Le scandale des frais de succession facturés par les banques pour les enfants décédés relancé ?

Aucun changement en 1 an dans plus d'une banque sur deux

En 2022, certaines banques ont effectivement modéré leurs tarifs. Pêle-mêle : Boursorama applique désormais la gratuité pour les successions inférieures à 20 000 euros, alors que la banque en ligne prélevait l'an passé un forfait de 250 euros pour chaque succession ; Hello bank a supprimé les frais de gestion annuels en 2022 ; plusieurs Crédits Agricoles ont appliqué une baisse très significative de leurs frais ; ou encore la Société Générale a diminué ses frais fixes en cas de clôture suite à un décès.

« Le traitement bancaire d'une succession dure en moyenne 7 mois », se défendent les banques

Ailleurs... peu de changements : sur les 127 établissements étudiés cette année, plus de la moitié (76) n'ont pas baissé leurs tarifs. Pire : sur le « profil type » évoqué plus haut, les tarifs augmentent notamment dans plusieurs fédérations Crédit Mutuel via un complexe mécanisme de facturation.

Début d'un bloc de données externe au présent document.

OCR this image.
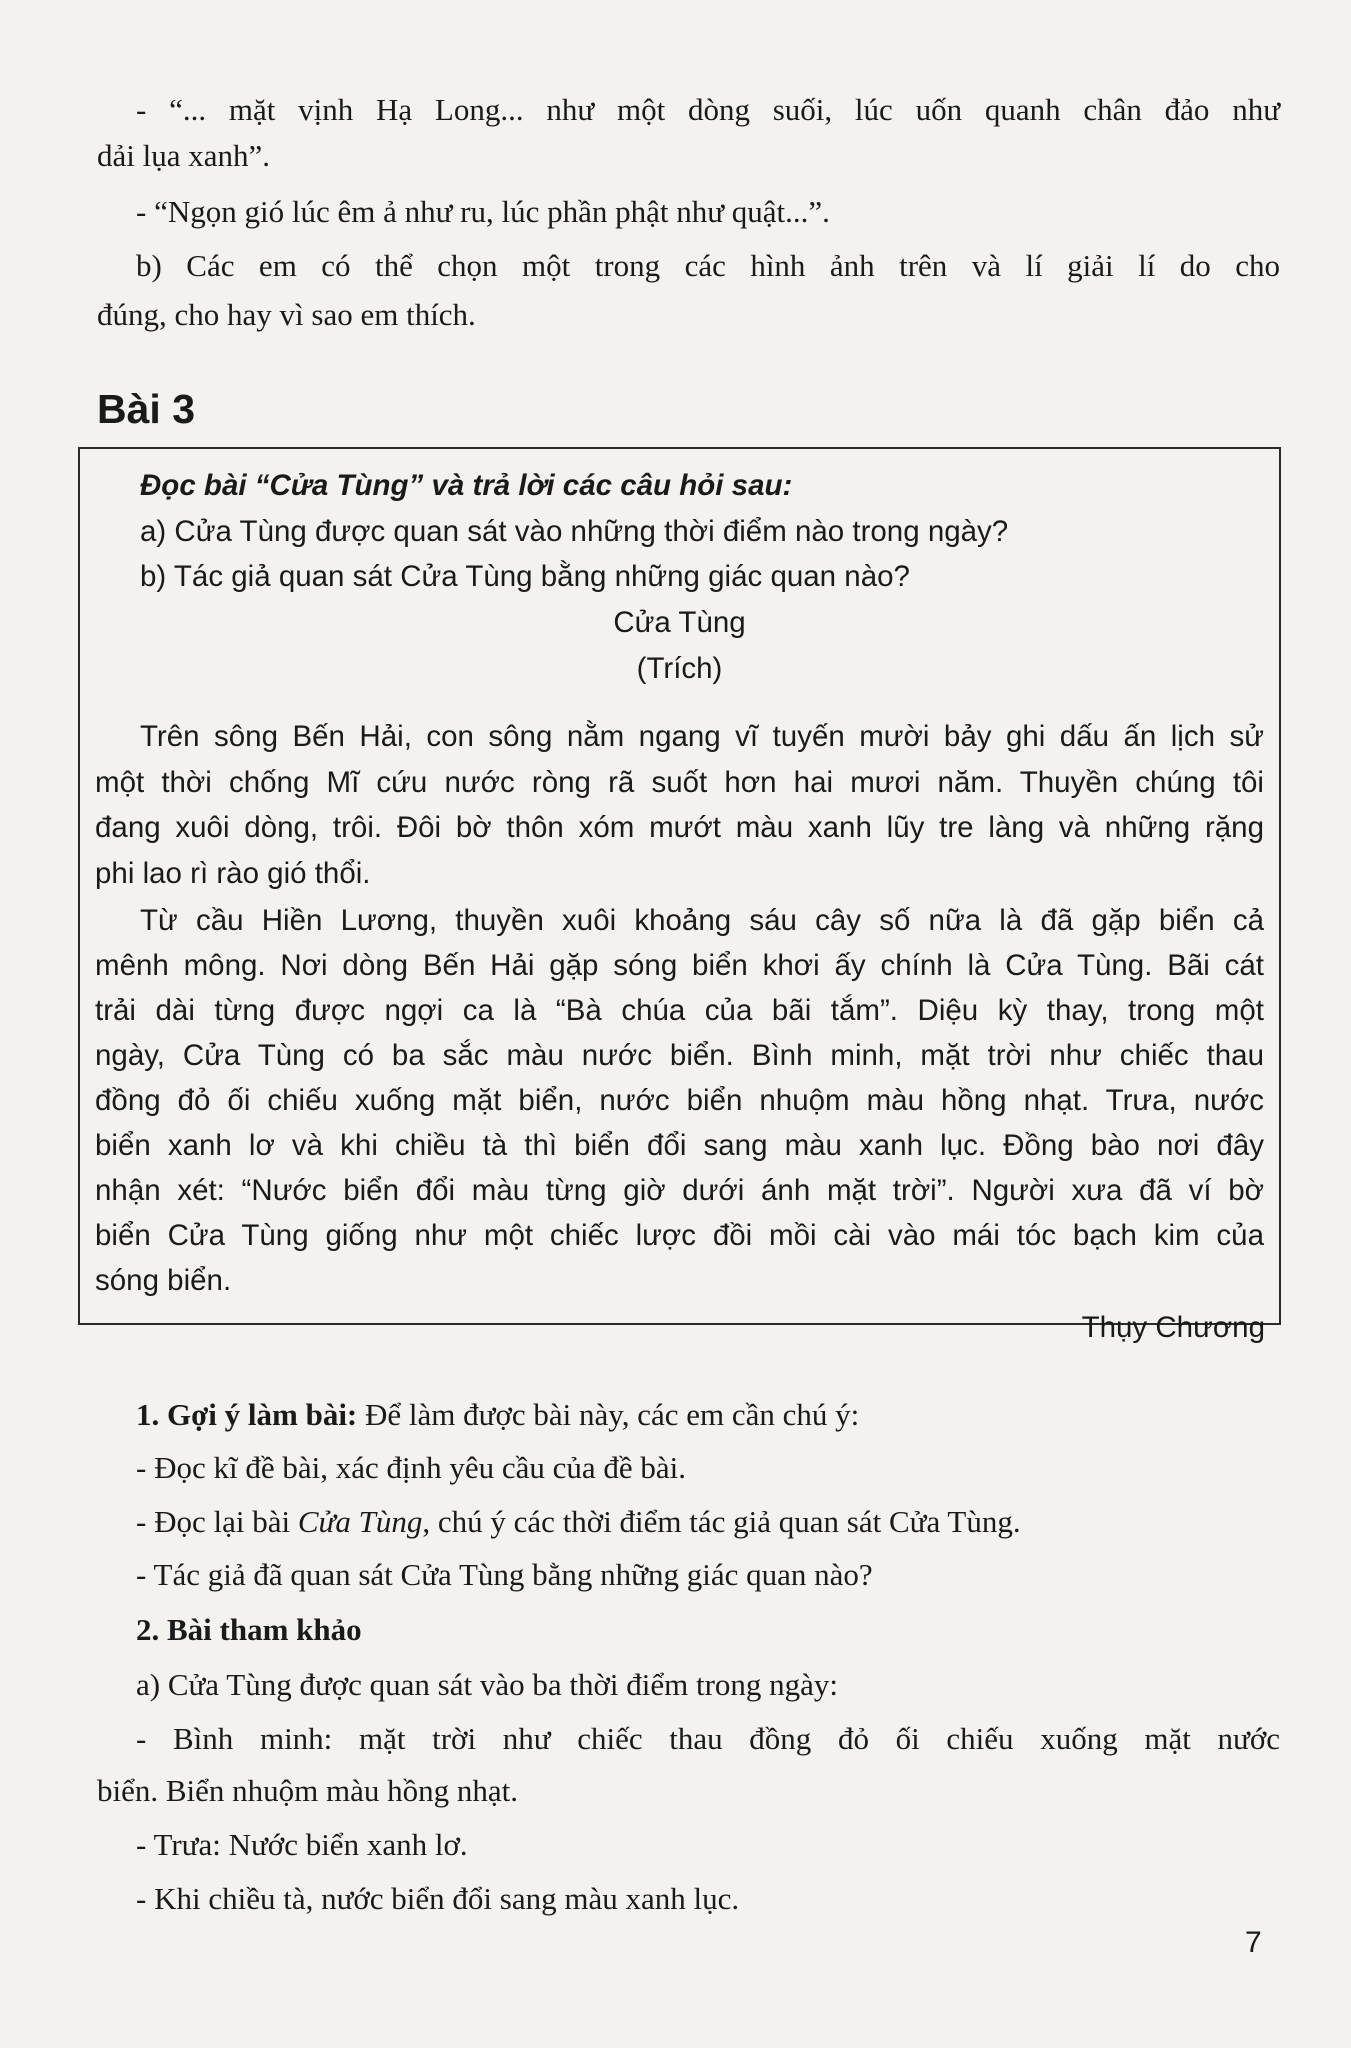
- “... mặt vịnh Hạ Long... như một dòng suối, lúc uốn quanh chân đảo như
dải lụa xanh”.
- “Ngọn gió lúc êm ả như ru, lúc phần phật như quật...”.
b) Các em có thể chọn một trong các hình ảnh trên và lí giải lí do cho
đúng, cho hay vì sao em thích.
Bài 3
Đọc bài “Cửa Tùng” và trả lời các câu hỏi sau:
a) Cửa Tùng được quan sát vào những thời điểm nào trong ngày?
b) Tác giả quan sát Cửa Tùng bằng những giác quan nào?
Cửa Tùng
(Trích)
Trên sông Bến Hải, con sông nằm ngang vĩ tuyến mười bảy ghi dấu ấn lịch sử
một thời chống Mĩ cứu nước ròng rã suốt hơn hai mươi năm. Thuyền chúng tôi
đang xuôi dòng, trôi. Đôi bờ thôn xóm mướt màu xanh lũy tre làng và những rặng
phi lao rì rào gió thổi.
Từ cầu Hiền Lương, thuyền xuôi khoảng sáu cây số nữa là đã gặp biển cả
mênh mông. Nơi dòng Bến Hải gặp sóng biển khơi ấy chính là Cửa Tùng. Bãi cát
trải dài từng được ngợi ca là “Bà chúa của bãi tắm”. Diệu kỳ thay, trong một
ngày, Cửa Tùng có ba sắc màu nước biển. Bình minh, mặt trời như chiếc thau
đồng đỏ ối chiếu xuống mặt biển, nước biển nhuộm màu hồng nhạt. Trưa, nước
biển xanh lơ và khi chiều tà thì biển đổi sang màu xanh lục. Đồng bào nơi đây
nhận xét: “Nước biển đổi màu từng giờ dưới ánh mặt trời”. Người xưa đã ví bờ
biển Cửa Tùng giống như một chiếc lược đồi mồi cài vào mái tóc bạch kim của
sóng biển.
Thụy Chương
1. Gợi ý làm bài: Để làm được bài này, các em cần chú ý:
- Đọc kĩ đề bài, xác định yêu cầu của đề bài.
- Đọc lại bài Cửa Tùng, chú ý các thời điểm tác giả quan sát Cửa Tùng.
- Tác giả đã quan sát Cửa Tùng bằng những giác quan nào?
2. Bài tham khảo
a) Cửa Tùng được quan sát vào ba thời điểm trong ngày:
- Bình minh: mặt trời như chiếc thau đồng đỏ ối chiếu xuống mặt nước
biển. Biển nhuộm màu hồng nhạt.
- Trưa: Nước biển xanh lơ.
- Khi chiều tà, nước biển đổi sang màu xanh lục.
7
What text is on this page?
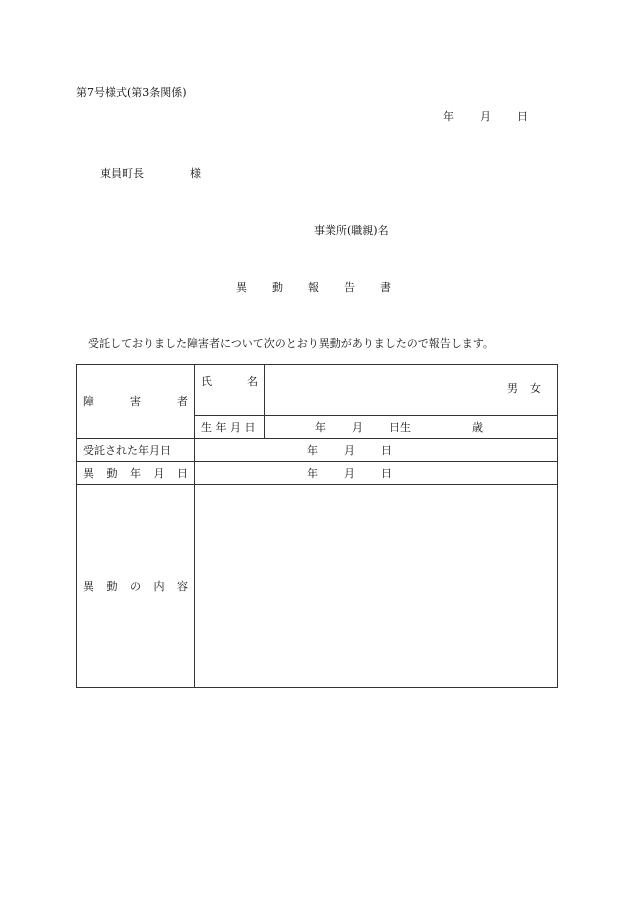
第7号様式(第3条関係)
年 月 日
東員町長	様
事業所(職親)名
異 動 報 告 書
受託しておりました障害者について次のとおり異動がありましたので報告します。
障 害 者	氏 名	男 女
	生 年 月 日	年 月 日生 歳

受託された年月日	年 月 日	

異 動 年 月 日	年 月 日	

異 動 の 内 容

Sollicitée par MoneyVox, la FBF rappelle que les procédures bancaires suite à un décès « ne correspondent pas à une simple fermeture de compte » et pointe la complexité de nombreux dossiers : « Le traitement bancaire d'une succession dure en moyenne 7 mois, délai principalement dû aux contraintes externes qui s'imposent aux établissements bancaires », se défend la fédération bancaire. Elle ouvre la porte « pour travailler avec les pouvoirs publics, les notaires notamment pour simplifier » le traitement des dossiers de successions. En attendant, au global, les frais bancaires de succession n'ont baissé que de 4% en un an.

Héritage : comment les banques justifient-elles les frais prélevés pour une succession ?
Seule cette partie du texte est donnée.